Miecz i Pastorał Online
Mistrz Gry
Nieoceniony Gustaw poniuchał trochę wśród wojska i wrócił z alarmującymi wiadomościami.
Otóż jest w armii pewien żołnierz, ktory kiedyś liznał troche teologii, nawet jakimś nowicjuszem był zanim zaczął karierę wojskową. W każdym razie ten bystry chłopak poskladał parę rzeczy do kupy i wyszło mu, że ten Tibor to nic innego jakkapłan boga Chaos Khorna.
Żołnierz oczywiście nie powiedział tego nikomu - po pierwsze nie chciał narażać się na pośmiewisko (duża część ludzi traktuje Chaos jako mit i zabobon) po drugie nie chciał aby ktoś zaczął go podejzrewać że coś o ty wie, a nuż pomyślą, że też ma coś z tym wspołnego.
Tylko dzięki umiejętnośći Gustawa w zdobywaniu informacji, plotek, i wszytkiego co w trawie piszczy udało się w jakiś sposób uzyskać tą informację.
Żołnierz zastrzegł sobie, że głośno to on nigdy nie powie co podejzrewa, bo sie pana Pawlaka boi,a wiadomo że Tibor to był ktoś z jego rodziny, brat chyba nawet.
Offline
Książe
Niech sie drogi Gustaw zorientuje, czy w tej światyni Dawnej Wiary rzeczywiscie ją kultywowano, czy przypadkiem ci kapłani to nie byli kapłani Khorna - tzn. czy ludnosc zobaczyła coś dziwnego w obrzędach, cos co odbiegało od standardów wczesniejszych itp.
Offline
Mistrz Gry
Po pewnym czasie stwiedzasz, że Gustaw to skarb, po prostu nieoszlifowany diament, mistrz w zdobywaniu informacji.
Litewskiego Gustaw nie zna ni w ząb ale zdolności językowe ma na pewno.

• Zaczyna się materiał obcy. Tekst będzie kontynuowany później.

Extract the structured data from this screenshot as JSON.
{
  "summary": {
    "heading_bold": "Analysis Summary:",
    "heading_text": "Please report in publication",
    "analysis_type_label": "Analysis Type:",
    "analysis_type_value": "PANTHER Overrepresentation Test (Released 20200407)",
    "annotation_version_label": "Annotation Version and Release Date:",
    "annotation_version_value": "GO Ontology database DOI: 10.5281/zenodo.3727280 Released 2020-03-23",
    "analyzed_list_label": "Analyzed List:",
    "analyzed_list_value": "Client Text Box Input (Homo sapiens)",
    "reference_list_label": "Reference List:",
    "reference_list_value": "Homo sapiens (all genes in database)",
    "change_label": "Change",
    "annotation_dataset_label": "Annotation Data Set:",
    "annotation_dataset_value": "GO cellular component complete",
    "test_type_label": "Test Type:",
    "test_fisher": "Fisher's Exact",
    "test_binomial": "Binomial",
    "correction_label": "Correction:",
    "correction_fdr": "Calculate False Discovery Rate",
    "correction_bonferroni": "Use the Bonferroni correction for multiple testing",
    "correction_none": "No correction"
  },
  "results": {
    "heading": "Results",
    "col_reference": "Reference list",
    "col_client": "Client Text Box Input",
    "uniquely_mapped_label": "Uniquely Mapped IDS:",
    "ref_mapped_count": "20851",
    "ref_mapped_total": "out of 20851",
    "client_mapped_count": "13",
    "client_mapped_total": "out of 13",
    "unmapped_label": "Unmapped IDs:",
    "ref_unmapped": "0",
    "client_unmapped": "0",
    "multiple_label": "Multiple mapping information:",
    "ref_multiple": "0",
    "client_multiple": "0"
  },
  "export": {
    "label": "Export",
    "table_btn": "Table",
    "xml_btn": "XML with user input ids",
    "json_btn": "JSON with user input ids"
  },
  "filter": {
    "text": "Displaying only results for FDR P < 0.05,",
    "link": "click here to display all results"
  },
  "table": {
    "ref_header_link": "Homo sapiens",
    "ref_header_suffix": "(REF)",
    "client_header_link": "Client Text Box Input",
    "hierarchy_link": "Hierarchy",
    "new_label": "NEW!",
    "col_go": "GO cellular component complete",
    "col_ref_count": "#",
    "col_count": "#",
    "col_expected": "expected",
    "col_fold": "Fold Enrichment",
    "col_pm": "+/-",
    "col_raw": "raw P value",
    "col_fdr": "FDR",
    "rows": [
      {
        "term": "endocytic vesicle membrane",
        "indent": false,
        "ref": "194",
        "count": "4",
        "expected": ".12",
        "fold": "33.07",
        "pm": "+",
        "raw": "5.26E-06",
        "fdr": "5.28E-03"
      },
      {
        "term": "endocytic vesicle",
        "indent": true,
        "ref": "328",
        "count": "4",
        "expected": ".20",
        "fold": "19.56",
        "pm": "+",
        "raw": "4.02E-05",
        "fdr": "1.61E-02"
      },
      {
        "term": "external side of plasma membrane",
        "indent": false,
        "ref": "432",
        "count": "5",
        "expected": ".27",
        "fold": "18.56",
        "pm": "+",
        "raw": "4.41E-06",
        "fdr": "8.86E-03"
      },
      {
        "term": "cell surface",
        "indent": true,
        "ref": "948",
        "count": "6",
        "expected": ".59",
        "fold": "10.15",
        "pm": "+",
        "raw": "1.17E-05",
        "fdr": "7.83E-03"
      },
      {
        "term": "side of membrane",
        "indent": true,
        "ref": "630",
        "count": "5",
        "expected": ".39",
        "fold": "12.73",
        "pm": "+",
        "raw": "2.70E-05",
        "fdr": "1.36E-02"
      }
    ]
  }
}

Nie wiadomo skąd wytrzasął śliniącego się staruszka, który miał być onegdaj druidem w tutejszym chramie. Staruszek wyglądał i śmiedział raczej jak pijak i żebrak, ale Gustaw zaręczał że był wcześniej druidem, a dopiero wydarzenia w chramie zmnieniły go w taki strzęp człowieka.
Do rzeczy jednak - w chramie wyznawano Dawną Wiarę ładnie i przykładnie. Żadnych ciemnych guseł nie odprawiano. Do pewnej nocy kiedy to pojawił się Tibor, z twoich obliczeń wynika że musiało to być po bitwie w borach z waszym wojskiem. Tibor jak lękliwie relacjonuje starzec pojawił się w chrame nocą, sam. Ale druidzi od razu poczuli od niego nieziemską moc i potęgę, jakby błogosławieństwo bóstwa, złego, bardzo złego bóstwa.
Zabił ich wszytkich, w zemście za to, że wcześniej stawali przeciwko niemu czując, że coś z nim niewporządku. Ciała ukrył, spalił a potem rozszła się wieść, że druidzi uciekli zabierając skarb ze światyni. Staruszkowi udało sie przeżyć wyłącznie cudem, ukrył się pod podłogą, ale strach który przeżył i widok mordowanych braci wstrząsał nim tak bardzo, że praktycznie postradał zmysły.
Tibor rzecz jasna zabrał z chramu skarb, gdziekolwiek jest teraz musi być bardzo zasobnym człowiekiem. samych monetach było tam kilkanaście tysięcy, a pewnie ze trzy razy tyle w kamieniach i bursztynie.